Cependant, malgré nos multiples demandes, aucun document officiel attestant la réalité des propos des uns et des autres ne nous a été transmis par les autorités citées ci-haut.

Une étude réalisée par l’ONG Action Mines Guinée, relève d’autres montants et d’autres infrastructures, portant sur la même redevance, mais qui totalisent les 100%.

Toutefois, devant notre insistance, le service préfectoral de développement (SPD) quant à lui, nous a transmis un document. Ce document-ci répertorie les actions réalisées à Friguiagbé avec la CDL de la CBK.

Ces actions sont décrites dans le camembert  suivant :

 

Ces écarts s’expliquent par le fait que le secrétaire général et le receveur communal ne semblent pas avoir les mêmes informations, à moins que l’une des sources n’ait volontairement pas fourni la bonne information. Le manque de communication ou encore l’archivage des factures inadapté dénotent d’une défaillance au niveau de la gouvernance locale.
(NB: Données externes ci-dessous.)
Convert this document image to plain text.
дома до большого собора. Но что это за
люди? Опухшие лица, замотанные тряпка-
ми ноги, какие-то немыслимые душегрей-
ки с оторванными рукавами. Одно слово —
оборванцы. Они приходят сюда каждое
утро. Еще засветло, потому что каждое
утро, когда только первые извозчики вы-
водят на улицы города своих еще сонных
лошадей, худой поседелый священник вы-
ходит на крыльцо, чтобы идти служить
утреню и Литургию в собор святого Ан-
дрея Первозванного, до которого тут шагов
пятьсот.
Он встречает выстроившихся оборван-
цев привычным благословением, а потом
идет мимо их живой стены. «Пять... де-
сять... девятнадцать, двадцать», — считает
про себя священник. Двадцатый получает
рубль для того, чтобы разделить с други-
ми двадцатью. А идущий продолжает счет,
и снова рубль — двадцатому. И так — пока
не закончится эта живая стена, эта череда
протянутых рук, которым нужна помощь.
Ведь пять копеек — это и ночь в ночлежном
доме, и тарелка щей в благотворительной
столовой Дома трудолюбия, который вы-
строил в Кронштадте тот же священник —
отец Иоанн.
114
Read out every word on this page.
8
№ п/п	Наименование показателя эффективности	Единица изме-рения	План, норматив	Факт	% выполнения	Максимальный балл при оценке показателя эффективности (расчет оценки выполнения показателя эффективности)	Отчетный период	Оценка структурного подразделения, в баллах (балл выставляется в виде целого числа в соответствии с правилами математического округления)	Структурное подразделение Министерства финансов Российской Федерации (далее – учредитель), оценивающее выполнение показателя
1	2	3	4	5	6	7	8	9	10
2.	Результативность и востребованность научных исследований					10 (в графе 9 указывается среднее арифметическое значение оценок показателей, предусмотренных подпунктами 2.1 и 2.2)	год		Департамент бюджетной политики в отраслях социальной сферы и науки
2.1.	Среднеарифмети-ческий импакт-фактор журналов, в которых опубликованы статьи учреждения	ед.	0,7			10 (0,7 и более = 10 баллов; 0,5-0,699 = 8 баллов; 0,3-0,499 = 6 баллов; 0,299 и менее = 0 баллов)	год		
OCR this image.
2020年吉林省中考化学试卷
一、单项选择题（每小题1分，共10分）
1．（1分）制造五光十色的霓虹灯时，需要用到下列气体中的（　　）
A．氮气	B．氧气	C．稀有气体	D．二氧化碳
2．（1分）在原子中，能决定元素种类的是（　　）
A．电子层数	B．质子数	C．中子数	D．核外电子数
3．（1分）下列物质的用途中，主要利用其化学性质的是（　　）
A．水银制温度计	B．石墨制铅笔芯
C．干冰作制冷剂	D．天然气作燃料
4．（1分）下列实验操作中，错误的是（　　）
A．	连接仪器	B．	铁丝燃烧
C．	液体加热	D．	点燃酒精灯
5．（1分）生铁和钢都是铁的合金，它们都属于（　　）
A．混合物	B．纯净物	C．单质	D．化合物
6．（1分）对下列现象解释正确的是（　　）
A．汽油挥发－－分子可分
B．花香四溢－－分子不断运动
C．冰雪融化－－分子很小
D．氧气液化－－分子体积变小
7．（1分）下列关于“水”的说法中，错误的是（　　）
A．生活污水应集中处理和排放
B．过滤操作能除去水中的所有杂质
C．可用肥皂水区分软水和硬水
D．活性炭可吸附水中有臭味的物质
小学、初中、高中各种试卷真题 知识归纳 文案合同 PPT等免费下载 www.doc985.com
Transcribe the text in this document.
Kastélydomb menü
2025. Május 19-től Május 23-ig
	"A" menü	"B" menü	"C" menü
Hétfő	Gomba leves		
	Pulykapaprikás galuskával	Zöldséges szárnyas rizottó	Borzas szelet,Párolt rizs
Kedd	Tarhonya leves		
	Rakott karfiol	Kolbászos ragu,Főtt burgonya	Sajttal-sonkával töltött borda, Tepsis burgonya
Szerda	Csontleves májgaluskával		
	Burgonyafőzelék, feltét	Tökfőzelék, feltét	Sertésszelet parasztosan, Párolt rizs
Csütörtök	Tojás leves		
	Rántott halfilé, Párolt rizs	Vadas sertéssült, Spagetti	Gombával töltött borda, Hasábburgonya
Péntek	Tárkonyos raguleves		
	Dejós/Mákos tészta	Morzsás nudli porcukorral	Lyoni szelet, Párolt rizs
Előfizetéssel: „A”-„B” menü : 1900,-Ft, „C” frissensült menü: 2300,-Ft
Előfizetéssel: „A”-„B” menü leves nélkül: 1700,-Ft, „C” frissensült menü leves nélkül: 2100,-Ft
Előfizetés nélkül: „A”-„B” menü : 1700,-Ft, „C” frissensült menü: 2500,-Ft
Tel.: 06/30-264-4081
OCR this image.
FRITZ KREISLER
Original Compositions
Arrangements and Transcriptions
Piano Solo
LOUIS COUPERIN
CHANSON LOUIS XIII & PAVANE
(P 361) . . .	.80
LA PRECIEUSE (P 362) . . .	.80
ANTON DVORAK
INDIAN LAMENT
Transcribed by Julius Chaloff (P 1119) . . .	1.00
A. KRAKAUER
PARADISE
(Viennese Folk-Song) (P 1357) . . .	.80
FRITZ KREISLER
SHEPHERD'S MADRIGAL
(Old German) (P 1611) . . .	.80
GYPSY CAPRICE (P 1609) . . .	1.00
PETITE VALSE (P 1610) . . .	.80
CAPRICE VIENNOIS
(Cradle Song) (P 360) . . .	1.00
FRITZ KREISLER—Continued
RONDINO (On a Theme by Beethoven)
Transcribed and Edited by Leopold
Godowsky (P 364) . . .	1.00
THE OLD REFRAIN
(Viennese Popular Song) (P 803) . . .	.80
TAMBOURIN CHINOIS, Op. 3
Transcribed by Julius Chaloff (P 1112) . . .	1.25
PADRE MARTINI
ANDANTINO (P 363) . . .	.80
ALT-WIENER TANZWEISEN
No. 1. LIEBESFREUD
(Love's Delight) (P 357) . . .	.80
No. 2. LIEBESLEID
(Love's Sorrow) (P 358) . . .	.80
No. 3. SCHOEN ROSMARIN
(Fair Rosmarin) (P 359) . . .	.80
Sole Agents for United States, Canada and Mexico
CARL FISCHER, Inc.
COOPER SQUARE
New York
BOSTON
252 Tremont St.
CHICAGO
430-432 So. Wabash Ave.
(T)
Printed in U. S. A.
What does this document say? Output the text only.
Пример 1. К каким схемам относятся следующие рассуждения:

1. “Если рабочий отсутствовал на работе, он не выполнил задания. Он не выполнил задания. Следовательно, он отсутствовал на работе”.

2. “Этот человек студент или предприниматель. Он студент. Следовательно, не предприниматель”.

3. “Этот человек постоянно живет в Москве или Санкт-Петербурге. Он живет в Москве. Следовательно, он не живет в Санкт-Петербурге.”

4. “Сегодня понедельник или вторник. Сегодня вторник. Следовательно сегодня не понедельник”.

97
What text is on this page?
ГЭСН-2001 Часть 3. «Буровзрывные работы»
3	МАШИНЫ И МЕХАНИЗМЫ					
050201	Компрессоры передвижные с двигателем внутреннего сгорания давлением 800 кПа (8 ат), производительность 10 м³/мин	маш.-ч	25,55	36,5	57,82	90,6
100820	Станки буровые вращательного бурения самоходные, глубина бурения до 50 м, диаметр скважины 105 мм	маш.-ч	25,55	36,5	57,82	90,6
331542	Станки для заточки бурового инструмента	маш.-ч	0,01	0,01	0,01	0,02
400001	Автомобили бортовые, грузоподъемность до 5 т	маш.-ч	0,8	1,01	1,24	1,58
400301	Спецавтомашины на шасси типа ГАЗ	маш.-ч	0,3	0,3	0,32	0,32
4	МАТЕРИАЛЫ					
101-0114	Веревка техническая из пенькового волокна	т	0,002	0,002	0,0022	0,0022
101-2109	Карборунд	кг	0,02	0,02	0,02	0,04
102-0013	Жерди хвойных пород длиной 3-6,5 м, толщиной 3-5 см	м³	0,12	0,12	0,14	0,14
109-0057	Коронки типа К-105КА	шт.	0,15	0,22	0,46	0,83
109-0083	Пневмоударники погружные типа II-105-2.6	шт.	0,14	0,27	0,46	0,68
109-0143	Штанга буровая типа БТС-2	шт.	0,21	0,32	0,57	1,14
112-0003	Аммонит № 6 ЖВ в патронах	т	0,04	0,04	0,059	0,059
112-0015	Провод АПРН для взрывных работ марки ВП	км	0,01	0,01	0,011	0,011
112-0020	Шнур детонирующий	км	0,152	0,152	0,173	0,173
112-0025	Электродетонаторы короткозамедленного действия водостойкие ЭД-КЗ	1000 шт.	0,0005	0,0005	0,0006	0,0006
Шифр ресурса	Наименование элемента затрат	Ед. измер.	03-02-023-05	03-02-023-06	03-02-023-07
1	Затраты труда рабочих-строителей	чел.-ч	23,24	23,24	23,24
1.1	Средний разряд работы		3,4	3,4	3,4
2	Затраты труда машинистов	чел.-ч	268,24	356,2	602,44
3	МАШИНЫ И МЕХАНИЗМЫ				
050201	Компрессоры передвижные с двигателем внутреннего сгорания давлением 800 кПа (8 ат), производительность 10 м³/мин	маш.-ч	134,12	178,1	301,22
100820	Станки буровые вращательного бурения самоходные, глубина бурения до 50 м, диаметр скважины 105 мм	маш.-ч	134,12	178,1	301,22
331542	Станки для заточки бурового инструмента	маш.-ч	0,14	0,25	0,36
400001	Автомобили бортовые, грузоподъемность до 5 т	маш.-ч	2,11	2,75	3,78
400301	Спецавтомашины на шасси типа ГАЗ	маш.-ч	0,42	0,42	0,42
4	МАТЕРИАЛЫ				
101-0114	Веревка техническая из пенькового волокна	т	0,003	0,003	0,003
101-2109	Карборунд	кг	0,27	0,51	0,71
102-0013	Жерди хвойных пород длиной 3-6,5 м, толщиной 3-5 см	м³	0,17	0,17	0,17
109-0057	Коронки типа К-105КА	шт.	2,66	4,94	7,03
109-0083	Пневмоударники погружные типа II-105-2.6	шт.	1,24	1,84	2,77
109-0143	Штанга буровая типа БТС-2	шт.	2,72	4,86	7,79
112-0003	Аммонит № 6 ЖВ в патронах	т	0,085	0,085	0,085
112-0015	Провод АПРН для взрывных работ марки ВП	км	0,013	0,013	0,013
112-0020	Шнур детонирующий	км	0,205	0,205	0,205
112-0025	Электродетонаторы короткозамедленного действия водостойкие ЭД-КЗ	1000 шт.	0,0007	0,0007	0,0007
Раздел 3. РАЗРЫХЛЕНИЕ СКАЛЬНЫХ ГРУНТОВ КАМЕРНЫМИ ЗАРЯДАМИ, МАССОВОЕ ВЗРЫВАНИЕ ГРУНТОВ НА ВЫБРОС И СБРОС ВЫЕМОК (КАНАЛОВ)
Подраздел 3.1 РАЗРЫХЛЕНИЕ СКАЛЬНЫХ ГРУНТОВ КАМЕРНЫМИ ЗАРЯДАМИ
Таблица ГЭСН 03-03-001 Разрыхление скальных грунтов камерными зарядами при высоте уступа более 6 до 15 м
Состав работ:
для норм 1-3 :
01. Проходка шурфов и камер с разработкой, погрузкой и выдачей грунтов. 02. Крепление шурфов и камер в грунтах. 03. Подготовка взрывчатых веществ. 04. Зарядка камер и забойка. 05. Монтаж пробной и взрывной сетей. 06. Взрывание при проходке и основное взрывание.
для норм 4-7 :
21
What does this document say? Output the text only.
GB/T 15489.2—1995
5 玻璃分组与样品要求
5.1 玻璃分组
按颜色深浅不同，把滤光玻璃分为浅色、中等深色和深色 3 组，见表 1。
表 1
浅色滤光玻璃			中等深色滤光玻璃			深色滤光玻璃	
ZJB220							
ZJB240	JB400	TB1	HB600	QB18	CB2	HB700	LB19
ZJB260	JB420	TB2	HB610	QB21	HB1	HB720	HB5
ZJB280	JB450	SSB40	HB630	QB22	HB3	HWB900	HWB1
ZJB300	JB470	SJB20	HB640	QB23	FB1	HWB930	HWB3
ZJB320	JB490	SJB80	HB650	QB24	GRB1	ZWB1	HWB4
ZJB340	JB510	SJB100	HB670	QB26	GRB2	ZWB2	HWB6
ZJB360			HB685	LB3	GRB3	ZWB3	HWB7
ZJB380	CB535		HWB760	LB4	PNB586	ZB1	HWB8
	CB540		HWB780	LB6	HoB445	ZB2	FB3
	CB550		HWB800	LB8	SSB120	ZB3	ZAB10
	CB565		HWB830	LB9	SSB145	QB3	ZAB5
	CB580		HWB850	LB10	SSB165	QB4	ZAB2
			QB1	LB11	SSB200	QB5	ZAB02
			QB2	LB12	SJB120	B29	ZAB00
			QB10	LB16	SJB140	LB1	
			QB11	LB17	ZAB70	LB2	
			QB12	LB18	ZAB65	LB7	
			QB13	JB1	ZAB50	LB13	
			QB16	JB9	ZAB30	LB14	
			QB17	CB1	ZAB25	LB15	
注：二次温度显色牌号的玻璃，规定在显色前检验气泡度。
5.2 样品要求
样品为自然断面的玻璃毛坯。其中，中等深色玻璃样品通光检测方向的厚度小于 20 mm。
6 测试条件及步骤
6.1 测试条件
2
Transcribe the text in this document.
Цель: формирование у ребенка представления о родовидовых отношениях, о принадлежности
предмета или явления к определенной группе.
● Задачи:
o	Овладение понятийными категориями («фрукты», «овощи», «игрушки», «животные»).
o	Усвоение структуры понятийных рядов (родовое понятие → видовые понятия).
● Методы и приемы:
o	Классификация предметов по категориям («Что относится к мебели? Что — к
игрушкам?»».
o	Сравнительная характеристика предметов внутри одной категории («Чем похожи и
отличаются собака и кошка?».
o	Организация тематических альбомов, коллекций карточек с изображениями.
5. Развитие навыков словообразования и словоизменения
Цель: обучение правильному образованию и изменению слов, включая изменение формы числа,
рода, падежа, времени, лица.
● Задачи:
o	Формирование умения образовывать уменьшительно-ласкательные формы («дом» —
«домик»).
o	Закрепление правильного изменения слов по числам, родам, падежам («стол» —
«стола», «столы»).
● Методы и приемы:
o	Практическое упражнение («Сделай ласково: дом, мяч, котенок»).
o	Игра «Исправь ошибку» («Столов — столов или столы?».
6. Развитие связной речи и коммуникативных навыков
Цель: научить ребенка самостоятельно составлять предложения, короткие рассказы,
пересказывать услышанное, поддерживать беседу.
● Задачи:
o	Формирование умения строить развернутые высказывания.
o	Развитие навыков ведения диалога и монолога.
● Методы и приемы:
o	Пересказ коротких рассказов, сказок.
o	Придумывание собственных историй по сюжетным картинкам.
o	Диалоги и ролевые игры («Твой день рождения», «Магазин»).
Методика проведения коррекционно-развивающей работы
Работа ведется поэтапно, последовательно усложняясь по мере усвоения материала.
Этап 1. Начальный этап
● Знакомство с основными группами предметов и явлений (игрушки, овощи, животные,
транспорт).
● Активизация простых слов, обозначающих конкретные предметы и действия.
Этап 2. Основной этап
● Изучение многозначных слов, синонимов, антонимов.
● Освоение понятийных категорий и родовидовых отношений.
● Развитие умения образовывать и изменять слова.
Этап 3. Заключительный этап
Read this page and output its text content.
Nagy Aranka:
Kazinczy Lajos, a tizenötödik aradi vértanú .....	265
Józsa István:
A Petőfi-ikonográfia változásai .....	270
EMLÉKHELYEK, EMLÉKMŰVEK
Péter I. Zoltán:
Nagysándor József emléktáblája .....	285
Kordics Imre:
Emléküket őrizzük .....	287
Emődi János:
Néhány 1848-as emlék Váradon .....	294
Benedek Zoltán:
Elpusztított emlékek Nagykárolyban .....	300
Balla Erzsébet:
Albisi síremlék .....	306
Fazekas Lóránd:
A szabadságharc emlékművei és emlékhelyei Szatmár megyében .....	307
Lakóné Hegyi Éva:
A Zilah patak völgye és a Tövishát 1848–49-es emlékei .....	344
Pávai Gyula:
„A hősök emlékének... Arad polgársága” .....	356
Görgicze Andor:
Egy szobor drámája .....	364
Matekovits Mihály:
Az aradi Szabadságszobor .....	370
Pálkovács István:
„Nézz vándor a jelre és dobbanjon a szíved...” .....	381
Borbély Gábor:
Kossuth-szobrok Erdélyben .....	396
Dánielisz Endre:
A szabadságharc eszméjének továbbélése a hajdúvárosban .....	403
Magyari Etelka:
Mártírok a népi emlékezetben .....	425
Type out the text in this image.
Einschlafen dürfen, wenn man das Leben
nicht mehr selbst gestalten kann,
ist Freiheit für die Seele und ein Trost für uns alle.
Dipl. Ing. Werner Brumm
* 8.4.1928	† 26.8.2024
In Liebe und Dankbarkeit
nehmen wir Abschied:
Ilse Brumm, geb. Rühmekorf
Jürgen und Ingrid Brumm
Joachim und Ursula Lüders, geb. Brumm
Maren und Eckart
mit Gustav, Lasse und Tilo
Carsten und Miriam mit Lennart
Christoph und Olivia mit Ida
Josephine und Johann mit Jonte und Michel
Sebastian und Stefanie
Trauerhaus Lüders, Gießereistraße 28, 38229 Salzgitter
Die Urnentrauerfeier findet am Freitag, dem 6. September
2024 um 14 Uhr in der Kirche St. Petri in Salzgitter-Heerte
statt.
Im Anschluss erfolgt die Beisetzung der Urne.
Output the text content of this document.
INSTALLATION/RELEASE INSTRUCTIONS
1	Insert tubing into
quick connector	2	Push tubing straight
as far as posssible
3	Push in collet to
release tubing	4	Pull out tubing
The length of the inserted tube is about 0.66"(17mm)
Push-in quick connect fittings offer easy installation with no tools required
Cette situation laisse un goût amer auprès de certains citoyens interrogés. « La gestion de ces fonds reste une affaire de l’autorité locale », martèle Abdoulaye Soumah, responsable de la jeunesse de la Cité Pouskine. « La gestion de cet argent est complexe. Il y a la gestion dans la pratique et la gestion prévue par les textes juridiques. A Kindia, ce n’est pas une gestion juridique », déplore Nfansou Sano de l’ONG CEGUIFED. Pour lui, « on ne peut pas être juge et partie à la fois. Dans le CPD (comité préfectoral de développement), c’est l’autorité préfectorale qui préside et c’est lui qui reçoit l’argent. C’est lui qui gère, c’est lui qui décide et c’est lui qui évalue. A ce niveau, la transparence laisse à désirer. »

Conformité des projets d’investissements aux PDL & PAI 

Dans la plupart des cas, les actions réalisées dans les collectivités de Kindia sont tirées du Plan Annuel d’Investissement (PAI) découlant du Plan de Développement Local (PDL). Pour réaliser un projet d’investissement auprès des communautés, M. Kabinet Diawara assure qu’ « au préalable, chaque collectivité présente son plan annuel. Les priorités qui sont là, il faut préciser que ce n’est pas les montants reçus qui peuvent couvrir tout ça. Mais ça peut les aider à faire face à certaines actions de développement qui sont avec elles ».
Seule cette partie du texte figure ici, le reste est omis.